On 31 October 2013, it was announced that Ortega had been hired as executive editor at online news website The Raw Story, a position he held until 2015.
Tony Ortega first reported on Scientology in 1995 while working at the Phoenix New Times and continued covering the subject throughout his career under various media outlets in the Voice Media Group. In September 2012, Ortega publicly announced his resignation from The Village Voice in a post to the Voice's "Runnin' Scared" blog. According to former staffers, Ortega’s "exit from the Voice was not his decision" and "his relentless pursuit of scoops on the controversial church may have been a distraction during his final months at the paper."
The executive editor of the Voice told the Media Decoder blog of The New York Times that Ortega "...did a great job for us and managed a difficult transition in a miserable economy... During that time he became the single most informed reporter on Scientology. No one is better positioned to write the book on that organization.” Ortega has also been referred to in British press as 'a leading expert on Scientology'.

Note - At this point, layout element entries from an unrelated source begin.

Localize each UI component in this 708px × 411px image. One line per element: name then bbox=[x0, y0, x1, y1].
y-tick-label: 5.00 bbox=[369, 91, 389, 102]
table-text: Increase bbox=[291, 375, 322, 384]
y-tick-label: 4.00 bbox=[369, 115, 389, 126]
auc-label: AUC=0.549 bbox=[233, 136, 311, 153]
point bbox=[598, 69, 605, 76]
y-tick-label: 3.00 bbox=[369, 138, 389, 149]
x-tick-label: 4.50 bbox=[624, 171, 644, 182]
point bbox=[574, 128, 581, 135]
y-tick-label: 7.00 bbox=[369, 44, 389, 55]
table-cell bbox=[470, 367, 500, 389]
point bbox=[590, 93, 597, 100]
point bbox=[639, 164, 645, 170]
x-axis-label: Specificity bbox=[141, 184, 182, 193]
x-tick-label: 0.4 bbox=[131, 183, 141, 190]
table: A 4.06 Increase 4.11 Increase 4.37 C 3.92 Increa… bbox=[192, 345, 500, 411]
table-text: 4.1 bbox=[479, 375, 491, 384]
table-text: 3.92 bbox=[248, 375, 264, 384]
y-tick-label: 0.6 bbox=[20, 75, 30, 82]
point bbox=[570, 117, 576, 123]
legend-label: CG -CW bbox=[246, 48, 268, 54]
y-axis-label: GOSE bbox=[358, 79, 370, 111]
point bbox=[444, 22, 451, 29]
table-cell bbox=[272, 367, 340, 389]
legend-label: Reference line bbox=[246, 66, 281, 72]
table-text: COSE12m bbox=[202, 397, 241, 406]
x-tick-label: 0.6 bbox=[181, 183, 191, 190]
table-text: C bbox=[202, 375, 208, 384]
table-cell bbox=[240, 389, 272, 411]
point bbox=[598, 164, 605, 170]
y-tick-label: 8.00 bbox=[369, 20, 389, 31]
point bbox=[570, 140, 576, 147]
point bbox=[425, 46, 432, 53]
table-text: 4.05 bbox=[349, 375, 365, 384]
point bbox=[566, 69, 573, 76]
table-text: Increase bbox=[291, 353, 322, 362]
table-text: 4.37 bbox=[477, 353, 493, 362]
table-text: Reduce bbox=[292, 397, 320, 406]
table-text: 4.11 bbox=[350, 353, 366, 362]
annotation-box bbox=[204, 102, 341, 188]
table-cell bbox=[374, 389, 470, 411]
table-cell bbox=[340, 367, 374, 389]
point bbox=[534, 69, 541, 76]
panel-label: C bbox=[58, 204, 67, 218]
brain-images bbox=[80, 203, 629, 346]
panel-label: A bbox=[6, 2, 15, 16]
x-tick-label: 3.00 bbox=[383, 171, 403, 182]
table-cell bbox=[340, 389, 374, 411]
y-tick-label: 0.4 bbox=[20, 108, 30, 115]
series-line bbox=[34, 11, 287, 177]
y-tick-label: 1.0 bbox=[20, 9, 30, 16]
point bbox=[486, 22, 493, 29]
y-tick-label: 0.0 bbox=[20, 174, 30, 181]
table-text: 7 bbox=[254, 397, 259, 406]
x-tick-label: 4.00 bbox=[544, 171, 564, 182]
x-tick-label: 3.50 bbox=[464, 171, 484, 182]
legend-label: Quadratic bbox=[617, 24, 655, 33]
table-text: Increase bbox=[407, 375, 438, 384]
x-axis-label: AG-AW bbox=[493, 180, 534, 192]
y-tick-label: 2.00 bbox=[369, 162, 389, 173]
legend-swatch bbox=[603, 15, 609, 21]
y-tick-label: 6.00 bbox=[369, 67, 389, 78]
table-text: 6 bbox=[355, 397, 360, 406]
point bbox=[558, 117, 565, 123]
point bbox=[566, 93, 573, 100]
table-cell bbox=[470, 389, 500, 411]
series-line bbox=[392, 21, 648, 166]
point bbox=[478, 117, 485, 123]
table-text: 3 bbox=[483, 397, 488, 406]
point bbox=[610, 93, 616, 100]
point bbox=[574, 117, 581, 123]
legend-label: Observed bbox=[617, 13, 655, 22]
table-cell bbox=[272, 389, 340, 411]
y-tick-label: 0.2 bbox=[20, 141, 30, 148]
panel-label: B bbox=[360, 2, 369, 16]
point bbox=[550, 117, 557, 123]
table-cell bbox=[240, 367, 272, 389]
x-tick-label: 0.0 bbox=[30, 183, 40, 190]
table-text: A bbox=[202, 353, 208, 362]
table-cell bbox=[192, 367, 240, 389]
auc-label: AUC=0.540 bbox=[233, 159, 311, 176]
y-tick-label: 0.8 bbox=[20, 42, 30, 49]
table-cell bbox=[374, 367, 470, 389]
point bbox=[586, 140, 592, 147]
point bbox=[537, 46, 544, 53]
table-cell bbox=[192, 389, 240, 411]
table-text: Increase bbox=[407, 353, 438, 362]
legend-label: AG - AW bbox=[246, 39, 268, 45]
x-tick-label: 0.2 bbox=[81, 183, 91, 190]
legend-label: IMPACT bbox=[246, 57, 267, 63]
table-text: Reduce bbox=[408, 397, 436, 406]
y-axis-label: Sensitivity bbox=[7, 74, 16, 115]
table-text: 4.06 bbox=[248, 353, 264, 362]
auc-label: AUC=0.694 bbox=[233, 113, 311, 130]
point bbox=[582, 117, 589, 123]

Ortega was featured in Alex Gibney's documentary Going Clear, discussing how Scientology smeared critics. On the way to the Sundance Film Festival both Ortega and another film participant, ex-Scientologist Marc Headley, were surveilled and photographed at Salt Lake City airport by presumed members of the church, with the New York Times noting "The documentary showed ex-Scientologists being harassed and surveilled, a tactic that according to the film, is part of the doctrine of the church: its founder, L. Ron Hubbard, said that all of the church’s attackers were criminals whose own misdeeds should be exposed".

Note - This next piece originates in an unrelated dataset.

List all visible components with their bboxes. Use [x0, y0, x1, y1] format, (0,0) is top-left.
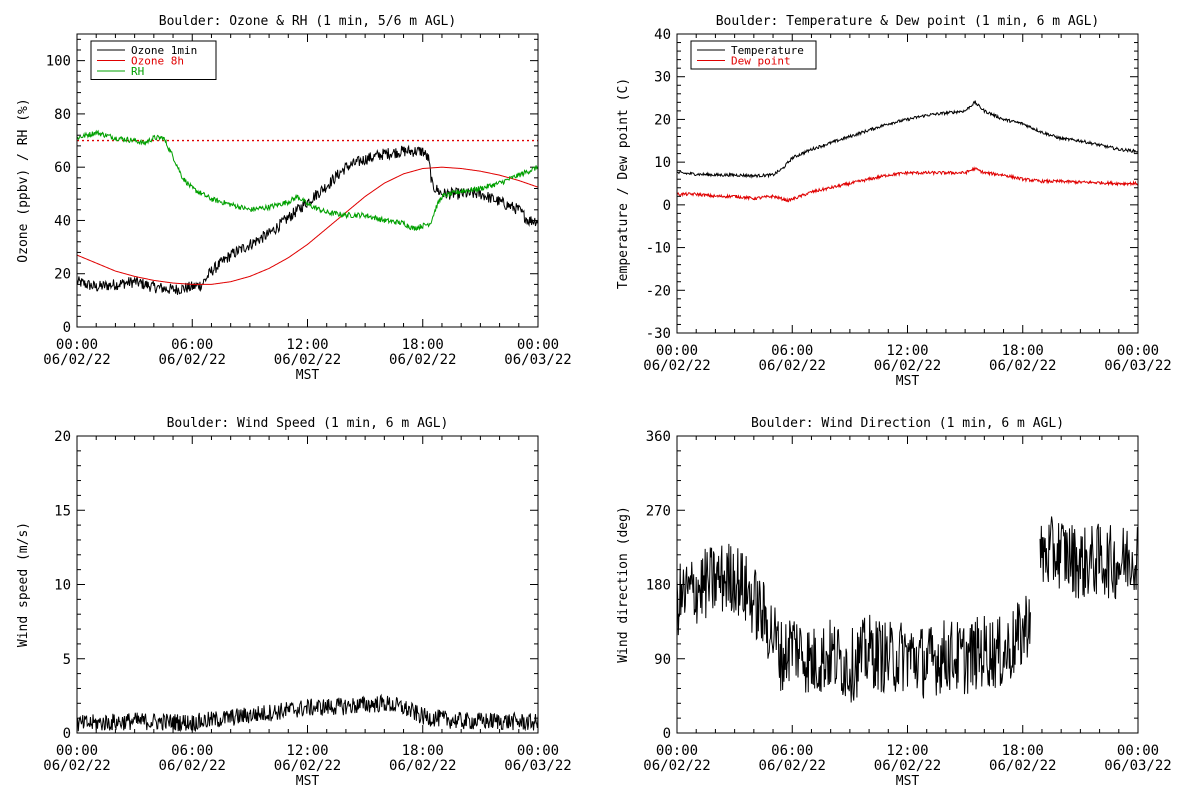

In 2015 Ortega was informed by the United States Attorney that his emails had been hacked by New York private investigator Eric Saldarriaga in the previous year. Saldarriaga had received payment by clients whose names remain private and used an illegal overseas hacking group to break into several private accounts including Ortega's and ex-Scientologist and former church spokesperson Mike Rinder. Both Ortega and Rinder filed victim impact statements and requested the client's name(s) be made public. Goldstein in the New York Times reported "The client is said to be someone who has done investigations on behalf of the Church of Scientology, said people briefed on the case but not authorized to speak publicly." 50 victims of hacking were identified and Saldarriaga was given a 3-month prison sentence in June 2015. Saldarriaga claimed he feared retaliation from naming clients while cooperating with the FBI and was never required to name the client publicly in court.

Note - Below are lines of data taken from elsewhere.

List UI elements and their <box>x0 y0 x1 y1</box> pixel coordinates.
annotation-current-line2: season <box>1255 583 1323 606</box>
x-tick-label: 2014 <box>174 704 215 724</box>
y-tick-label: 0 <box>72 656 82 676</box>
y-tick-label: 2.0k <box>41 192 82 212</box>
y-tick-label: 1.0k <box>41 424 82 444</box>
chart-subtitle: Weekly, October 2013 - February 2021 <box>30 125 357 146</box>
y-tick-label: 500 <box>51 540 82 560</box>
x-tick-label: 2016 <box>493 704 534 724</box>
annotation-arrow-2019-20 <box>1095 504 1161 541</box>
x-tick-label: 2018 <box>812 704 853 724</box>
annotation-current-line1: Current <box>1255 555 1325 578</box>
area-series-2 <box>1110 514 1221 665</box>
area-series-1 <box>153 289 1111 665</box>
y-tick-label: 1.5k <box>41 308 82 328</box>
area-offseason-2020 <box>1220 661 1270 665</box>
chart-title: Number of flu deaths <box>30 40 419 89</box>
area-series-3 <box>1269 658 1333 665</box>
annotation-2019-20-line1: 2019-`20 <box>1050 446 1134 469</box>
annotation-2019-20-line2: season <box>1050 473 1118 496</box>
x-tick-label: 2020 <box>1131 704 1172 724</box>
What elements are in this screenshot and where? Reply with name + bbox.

In May 2015, Ortega released a book about Scientology critic Paulette Cooper and her conflict with the organization, entitled The Unbreakable Miss Lovely, which was published by Silvertail Books, an imprint of London-based literary agent and independent publisher Humfrey Hunter. The book focusses on the journalist Paulette Cooper, codenamed 'Miss Lovely' by the church, who became one of the first journalists to investigate the practices of harassment and intimidation of anyone who spoke publicly against the organisation with her own published book, The Scandal of Scientology. Ortega's research into Cooper's story uncovered many previously unpublished operations by the church against Cooper, and included testimony from FBI Special Agent Christine Hansen. In an official response to the book from the church a spokesperson declined to revisit the subject and referred to Ortega as 'a parasite'. The book was well received by critics of Scientology and has been described as among the best of the genre as well as shocking. Although Cooper reached a financial settlement with the church in 1985, Ortega was accompanied by Cooper on some of the subsequent international book tour.
After leaving the Voice in September 2012, Ortega began writing a freelance blog entitled The Underground Bunker that is focused solely on Scientology. The website has been described as 'devastating' to the organisation and 'influential'. It concentrates on monitoring activity within Scientology and is updated daily.
The blog's webmaster is Scott Pilutik, who also works as Ortega's legal adviser.